2. A test system for simulating deformation and destruction of a roof of an aquifer caused by recharging well water as recited in claim 1, wherein: each water head height observer comprises a rubber conduit, a scale tube and a laser range finder, one end of the rubber conduit is connected into the water-bearing layer in the model box, the other end of the rubber conduit is connected with the lower end of the scale tube, the upper ends of the scale tubes are aligned with the laser range finder, and the scale tubes of all the water head height observers are vertically fixed on an observation plate.

3. A test system for simulating deformation and destruction of a roof of an aquifer caused by recharging well water as recited in claim 2, wherein: the system comprises a model box, a data collection and arrangement unit, a laser distance measuring device and a laser distance measuring device, wherein the data collection and arrangement unit comprises a high-speed camera, a computer, a strain receiver and a water head height receiver, the strain receiver and the water head height receiver are respectively connected with the computer, the high-speed camera is arranged on one side of the model box, the strain receiver is respectively connected with all strain gauges, and the water head height receiver is respectively connected with all laser distance measuring devices.

4. A test system for simulating deformation and destruction of a roof of an aquifer caused by recharging well water as recited in claim 2, wherein: the outer wall of the model box is provided with a plurality of test holes communicated with the aquifer, and all the test holes are arranged at equal heights.

5. A test system for simulating deformation and destruction of a roof of an aquifer caused by recharging well water as recited in claim 1, wherein: all strain gauges are respectively arranged in each layer of soil layer of the soil-made top plate, a plurality of strain gauges are arranged at equal heights in each soil layer, and the strain gauges between two adjacent layers of soil layers correspond up and down one by one.

6. The test system for simulating deformation and damage of a roof of an aquifer caused by recharging well water as recited in claim 5, wherein: two buffer areas protruding outwards are arranged at the bottom of the model box, the two buffer areas are respectively a water inlet buffer area and a water outlet buffer area, a water inlet filter screen is arranged between one side of the water inlet buffer area and the water outlet buffer area, and the other side of the water inlet buffer area is connected with the water inlet guide pipe; one side of the water outlet buffer area is adjacent to the water-bearing layer, a water outlet filter screen is arranged between the two water outlet buffer areas, the other side of the water outlet buffer area is connected with a water outlet guide pipe, and the water outlet guide pipe is connected with the water outlet water head controller.

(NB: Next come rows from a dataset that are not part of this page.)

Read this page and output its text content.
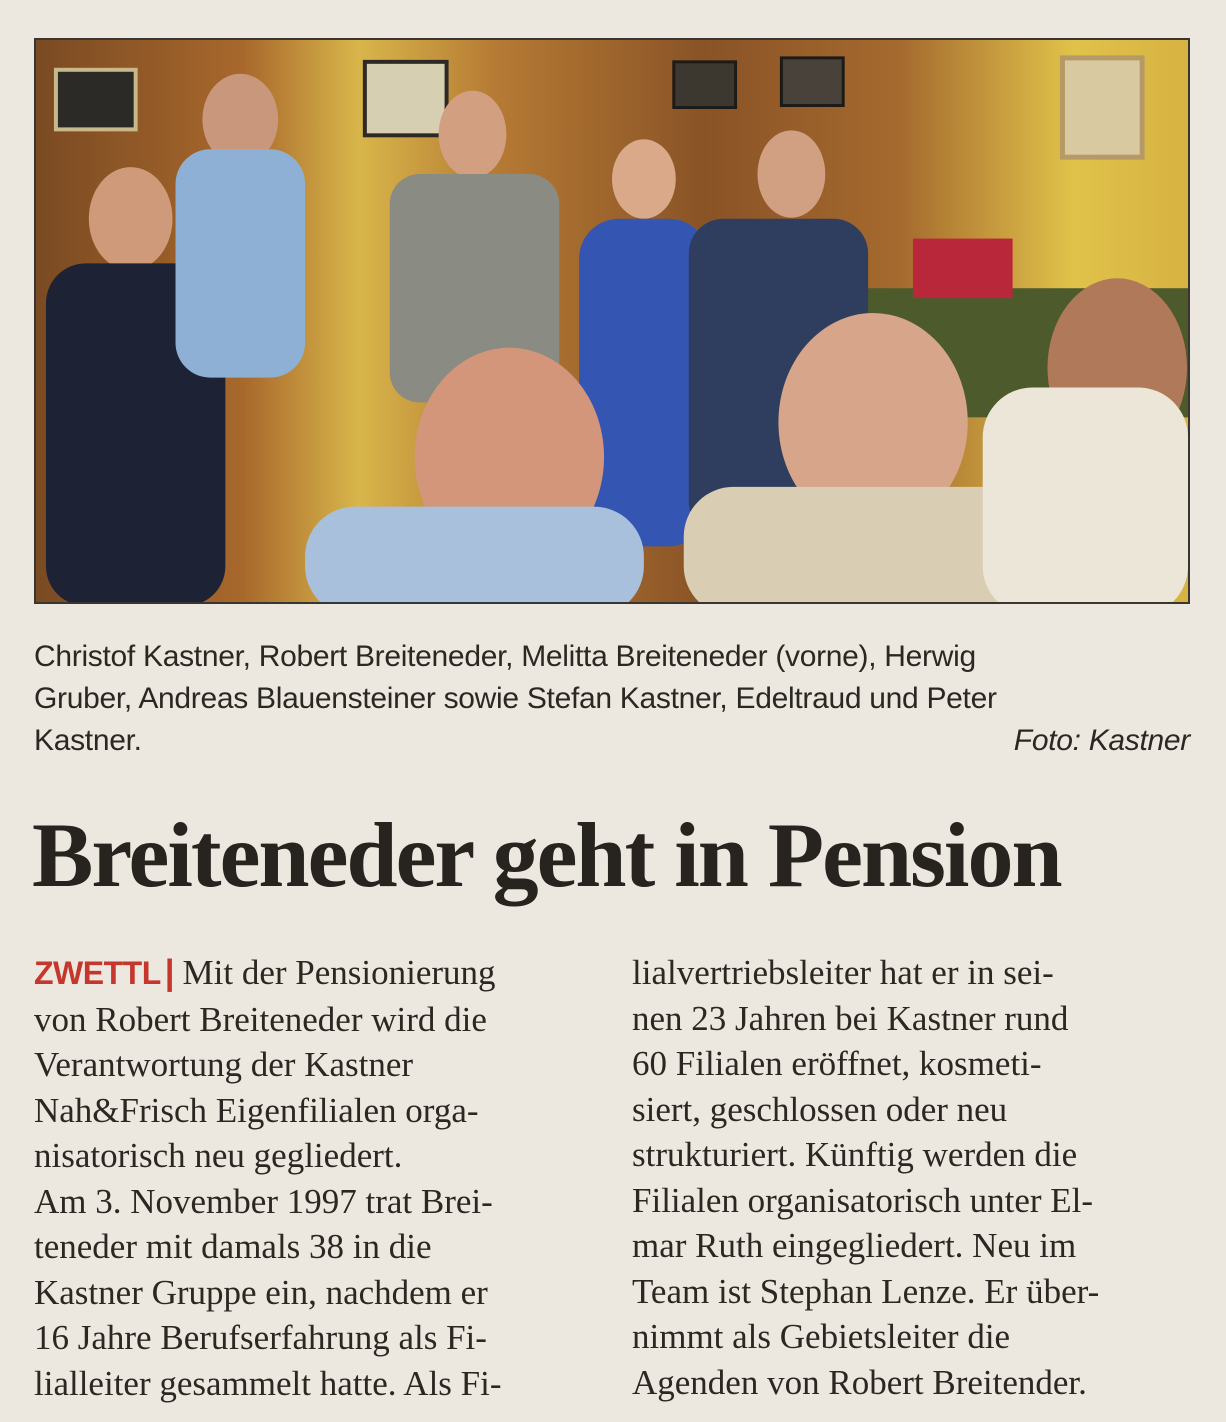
Christof Kastner, Robert Breiteneder, Melitta Breiteneder (vorne), Herwig
Gruber, Andreas Blauensteiner sowie Stefan Kastner, Edeltraud und Peter
Kastner.	Foto: Kastner
Breiteneder geht in Pension
ZWETTL | Mit der Pensionierung
von Robert Breiteneder wird die
Verantwortung der Kastner
Nah&Frisch Eigenfilialen orga-
nisatorisch neu gegliedert.
Am 3. November 1997 trat Brei-
teneder mit damals 38 in die
Kastner Gruppe ein, nachdem er
16 Jahre Berufserfahrung als Fi-
lialleiter gesammelt hatte. Als Fi-
lialvertriebsleiter hat er in sei-
nen 23 Jahren bei Kastner rund
60 Filialen eröffnet, kosmeti-
siert, geschlossen oder neu
strukturiert. Künftig werden die
Filialen organisatorisch unter El-
mar Ruth eingegliedert. Neu im
Team ist Stephan Lenze. Er über-
nimmt als Gebietsleiter die
Agenden von Robert Breitender.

7. A test system for simulating deformation and destruction of a roof of an aquifer caused by recharging well water as recited in claim 1, wherein: a clay layer is arranged between the outer wall of the recharging well pipe and the soil top plate, and a backfilling filter material is arranged between the outer wall of the flower pipe section of the recharging well pipe and the water-bearing layer.

8. A test system for simulating deformation and destruction of a roof of an aquifer caused by recharging well water as recited in claim 1, wherein: and an LED light source is arranged at the bottom of the model box.